Guglielmo Maria

Guglielmo Maria
Le Sette Sorelle

lunedì 15 marzo 2010

Anche questa, per fortuna, é una storia vera.

Se vi domandano come si riempie un buco nella pancia, potete rispondere che dipende da come si é creato, il buco nella pancia. Al mondo infatti c'é uomo e uomo e c'é donna e donna e c'é buco e buco e ognuno ha il suo buco, diverso dagli altri. Il mio, per esempio, sembra che non si possa riempire mai, perché non sta mai fermo, quindi pare impossibile metterci dentro qualcosa.

Mi sono accorto di avere un buco nella pancia appena appena adolescente, con i primi turbamenti ormonali, quando i miei pensieri, che nascono nel cuore, cercavano di volar via insieme a tutto l'entusiasmo del mondo ed erano puri e di fuoco e con la voglia di fare, di scoprire e di amare. Spesso, però, quando sembrava dovessero raggiungere le stelle per qualche motivo tornavano alla base, richiamati dalla forza di gravità sprigionata dal buco nella pancia, che é una delle forze più grandi e più tristi del mondo.

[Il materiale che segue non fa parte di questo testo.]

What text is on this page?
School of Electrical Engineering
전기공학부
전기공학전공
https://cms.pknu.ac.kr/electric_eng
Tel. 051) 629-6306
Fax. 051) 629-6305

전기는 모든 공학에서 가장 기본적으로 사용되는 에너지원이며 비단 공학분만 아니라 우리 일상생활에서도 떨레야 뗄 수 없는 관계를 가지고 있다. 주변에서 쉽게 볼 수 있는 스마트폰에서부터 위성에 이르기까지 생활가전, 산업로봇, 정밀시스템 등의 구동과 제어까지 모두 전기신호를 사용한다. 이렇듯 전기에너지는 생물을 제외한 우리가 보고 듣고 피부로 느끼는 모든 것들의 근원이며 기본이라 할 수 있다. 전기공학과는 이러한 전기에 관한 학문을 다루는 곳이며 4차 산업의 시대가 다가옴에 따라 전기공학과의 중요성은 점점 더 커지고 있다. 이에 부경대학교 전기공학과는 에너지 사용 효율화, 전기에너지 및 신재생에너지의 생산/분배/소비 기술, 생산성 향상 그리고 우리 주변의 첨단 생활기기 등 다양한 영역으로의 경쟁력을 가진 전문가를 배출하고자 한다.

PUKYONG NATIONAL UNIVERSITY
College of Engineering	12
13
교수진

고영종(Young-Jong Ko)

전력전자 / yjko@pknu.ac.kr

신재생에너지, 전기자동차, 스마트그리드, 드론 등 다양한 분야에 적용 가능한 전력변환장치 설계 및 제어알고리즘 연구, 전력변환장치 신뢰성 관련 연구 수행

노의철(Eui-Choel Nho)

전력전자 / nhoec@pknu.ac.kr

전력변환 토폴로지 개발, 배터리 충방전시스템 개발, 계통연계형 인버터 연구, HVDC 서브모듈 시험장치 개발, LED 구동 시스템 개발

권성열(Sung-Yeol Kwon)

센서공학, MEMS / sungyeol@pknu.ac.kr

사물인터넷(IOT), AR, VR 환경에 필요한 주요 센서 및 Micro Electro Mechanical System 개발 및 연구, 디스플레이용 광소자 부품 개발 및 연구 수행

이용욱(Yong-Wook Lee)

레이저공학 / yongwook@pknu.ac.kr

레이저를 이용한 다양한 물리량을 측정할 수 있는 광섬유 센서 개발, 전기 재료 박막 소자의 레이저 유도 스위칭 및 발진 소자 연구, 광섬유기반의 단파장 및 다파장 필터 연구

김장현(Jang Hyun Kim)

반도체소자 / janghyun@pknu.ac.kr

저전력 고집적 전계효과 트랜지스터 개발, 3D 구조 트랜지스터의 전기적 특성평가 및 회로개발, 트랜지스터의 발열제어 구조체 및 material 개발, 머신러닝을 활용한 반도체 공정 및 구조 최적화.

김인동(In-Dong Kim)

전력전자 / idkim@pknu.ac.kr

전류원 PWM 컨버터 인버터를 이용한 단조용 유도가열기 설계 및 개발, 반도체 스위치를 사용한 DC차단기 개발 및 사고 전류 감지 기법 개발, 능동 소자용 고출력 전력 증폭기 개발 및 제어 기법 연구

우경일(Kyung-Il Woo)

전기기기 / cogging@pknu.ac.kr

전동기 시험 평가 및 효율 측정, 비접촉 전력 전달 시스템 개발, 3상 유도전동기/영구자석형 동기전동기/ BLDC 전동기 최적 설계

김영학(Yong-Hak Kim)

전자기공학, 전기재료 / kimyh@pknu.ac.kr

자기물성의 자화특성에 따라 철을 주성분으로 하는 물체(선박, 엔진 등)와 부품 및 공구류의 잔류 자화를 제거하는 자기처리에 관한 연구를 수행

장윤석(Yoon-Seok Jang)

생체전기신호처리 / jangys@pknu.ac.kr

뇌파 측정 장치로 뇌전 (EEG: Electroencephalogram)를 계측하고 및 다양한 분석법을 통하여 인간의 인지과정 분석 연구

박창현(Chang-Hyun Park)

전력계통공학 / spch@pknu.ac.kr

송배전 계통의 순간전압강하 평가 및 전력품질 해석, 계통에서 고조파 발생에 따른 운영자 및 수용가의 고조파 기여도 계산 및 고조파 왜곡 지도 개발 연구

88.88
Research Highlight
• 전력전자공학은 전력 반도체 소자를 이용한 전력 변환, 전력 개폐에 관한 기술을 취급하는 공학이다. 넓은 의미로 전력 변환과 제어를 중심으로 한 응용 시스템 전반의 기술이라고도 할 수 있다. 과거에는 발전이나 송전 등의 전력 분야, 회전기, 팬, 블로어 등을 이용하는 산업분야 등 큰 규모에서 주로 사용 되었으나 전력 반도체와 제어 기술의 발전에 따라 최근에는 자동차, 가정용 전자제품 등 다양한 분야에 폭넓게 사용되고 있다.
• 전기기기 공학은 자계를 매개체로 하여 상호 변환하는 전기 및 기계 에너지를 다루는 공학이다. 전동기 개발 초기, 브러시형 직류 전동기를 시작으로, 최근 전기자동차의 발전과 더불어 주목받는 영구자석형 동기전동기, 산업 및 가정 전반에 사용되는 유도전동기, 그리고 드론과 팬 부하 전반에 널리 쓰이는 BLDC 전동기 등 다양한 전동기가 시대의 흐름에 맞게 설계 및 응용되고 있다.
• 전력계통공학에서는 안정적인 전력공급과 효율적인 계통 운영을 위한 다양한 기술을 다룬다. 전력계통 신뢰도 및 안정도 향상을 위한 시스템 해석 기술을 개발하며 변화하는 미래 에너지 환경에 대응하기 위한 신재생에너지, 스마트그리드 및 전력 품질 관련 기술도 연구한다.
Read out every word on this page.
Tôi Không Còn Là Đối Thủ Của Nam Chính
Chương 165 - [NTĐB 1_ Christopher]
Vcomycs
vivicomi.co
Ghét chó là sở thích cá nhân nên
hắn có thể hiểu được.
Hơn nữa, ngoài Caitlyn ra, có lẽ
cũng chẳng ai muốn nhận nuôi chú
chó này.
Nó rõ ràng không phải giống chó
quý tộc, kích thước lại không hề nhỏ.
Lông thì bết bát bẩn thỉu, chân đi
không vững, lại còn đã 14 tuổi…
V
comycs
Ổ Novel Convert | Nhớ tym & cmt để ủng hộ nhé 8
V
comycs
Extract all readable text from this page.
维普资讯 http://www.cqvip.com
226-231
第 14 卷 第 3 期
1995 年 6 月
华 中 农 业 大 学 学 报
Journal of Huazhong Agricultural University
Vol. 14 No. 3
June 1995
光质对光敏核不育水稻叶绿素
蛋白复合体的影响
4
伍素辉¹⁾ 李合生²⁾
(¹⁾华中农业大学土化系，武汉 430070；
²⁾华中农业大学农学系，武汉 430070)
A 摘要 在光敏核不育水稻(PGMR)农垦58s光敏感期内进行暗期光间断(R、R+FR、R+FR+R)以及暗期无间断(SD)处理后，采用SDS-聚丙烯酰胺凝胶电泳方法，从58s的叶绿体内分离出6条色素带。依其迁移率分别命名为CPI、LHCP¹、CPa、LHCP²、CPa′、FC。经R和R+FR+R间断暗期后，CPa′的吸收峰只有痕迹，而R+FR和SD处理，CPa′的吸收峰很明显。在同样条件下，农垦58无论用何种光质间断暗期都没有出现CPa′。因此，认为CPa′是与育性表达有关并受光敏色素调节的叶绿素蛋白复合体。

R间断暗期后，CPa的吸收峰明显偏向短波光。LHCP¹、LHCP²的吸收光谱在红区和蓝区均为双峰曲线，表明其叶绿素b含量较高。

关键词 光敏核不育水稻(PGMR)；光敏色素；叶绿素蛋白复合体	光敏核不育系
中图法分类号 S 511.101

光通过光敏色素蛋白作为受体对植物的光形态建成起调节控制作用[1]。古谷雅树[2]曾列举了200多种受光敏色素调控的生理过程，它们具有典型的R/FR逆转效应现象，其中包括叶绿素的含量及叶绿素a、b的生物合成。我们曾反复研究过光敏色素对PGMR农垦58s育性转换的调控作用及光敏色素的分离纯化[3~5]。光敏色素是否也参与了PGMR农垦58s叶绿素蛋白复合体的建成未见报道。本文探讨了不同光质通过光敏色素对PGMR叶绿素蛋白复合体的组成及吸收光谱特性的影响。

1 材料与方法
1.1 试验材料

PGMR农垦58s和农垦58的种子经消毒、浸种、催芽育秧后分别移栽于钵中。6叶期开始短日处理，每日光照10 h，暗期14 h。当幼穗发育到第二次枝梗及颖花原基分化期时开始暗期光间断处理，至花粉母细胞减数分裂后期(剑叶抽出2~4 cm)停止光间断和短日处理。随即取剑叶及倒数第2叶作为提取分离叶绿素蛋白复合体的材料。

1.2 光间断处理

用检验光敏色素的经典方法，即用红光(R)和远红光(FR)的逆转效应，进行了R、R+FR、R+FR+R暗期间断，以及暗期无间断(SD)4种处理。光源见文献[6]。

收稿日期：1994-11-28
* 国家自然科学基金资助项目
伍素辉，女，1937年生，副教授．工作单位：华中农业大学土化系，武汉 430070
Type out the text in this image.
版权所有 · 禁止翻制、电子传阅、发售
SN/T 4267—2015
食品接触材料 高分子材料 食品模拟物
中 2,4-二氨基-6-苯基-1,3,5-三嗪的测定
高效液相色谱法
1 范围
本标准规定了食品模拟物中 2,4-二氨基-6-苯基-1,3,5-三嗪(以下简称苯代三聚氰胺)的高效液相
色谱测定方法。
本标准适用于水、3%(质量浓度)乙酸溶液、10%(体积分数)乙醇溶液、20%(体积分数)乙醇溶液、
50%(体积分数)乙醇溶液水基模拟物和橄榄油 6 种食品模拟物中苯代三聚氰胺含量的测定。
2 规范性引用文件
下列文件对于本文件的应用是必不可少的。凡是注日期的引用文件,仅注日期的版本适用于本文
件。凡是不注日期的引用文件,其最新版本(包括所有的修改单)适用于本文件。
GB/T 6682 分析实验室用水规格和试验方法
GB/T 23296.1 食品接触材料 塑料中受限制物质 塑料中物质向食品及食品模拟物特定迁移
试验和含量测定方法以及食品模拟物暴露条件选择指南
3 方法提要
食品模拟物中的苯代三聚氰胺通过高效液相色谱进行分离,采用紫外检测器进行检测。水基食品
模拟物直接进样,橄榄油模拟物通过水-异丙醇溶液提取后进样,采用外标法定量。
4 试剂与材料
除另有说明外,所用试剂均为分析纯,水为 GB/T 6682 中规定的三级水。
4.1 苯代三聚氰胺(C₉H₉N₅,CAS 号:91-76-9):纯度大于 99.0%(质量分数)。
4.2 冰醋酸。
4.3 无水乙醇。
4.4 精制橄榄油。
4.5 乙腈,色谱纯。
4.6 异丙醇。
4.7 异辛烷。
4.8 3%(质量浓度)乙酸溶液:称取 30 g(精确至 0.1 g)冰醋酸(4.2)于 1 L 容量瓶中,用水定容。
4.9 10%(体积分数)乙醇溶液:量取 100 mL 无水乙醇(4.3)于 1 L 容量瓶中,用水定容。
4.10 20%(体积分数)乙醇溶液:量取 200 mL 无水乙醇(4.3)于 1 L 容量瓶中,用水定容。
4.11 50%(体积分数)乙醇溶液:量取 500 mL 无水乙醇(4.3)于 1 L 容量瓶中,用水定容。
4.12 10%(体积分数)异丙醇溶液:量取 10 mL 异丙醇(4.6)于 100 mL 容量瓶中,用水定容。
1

I pensieri allora tornavano indietro, ghiacciati, dolorosi, neri e si infilavano introversamente nel buco della pancia, dovunque esso fosse in quel momento, fosse vicino allo stomaco, fosse sul pancreas, fosse su di un neo, sopra una tetta o sotto l'ombelico. I pensieri tornavano a me, richiamati da quella forza potente, e, con un male che solo dopo avrei capito quanto forte, si schiacciavano contro il mio corpo e piano piano mi rivestivano, mi ricoprivano. Più il mio cuore si sforzava, anche senza sforzo apparente, di partorire pensieri di fuoco, pensieri caldi, pensieri d'amore più questi ritornavano indietro e mi si attaccavano intorno come una glassa di scadente cioccolato al minimo sindacale di cacao.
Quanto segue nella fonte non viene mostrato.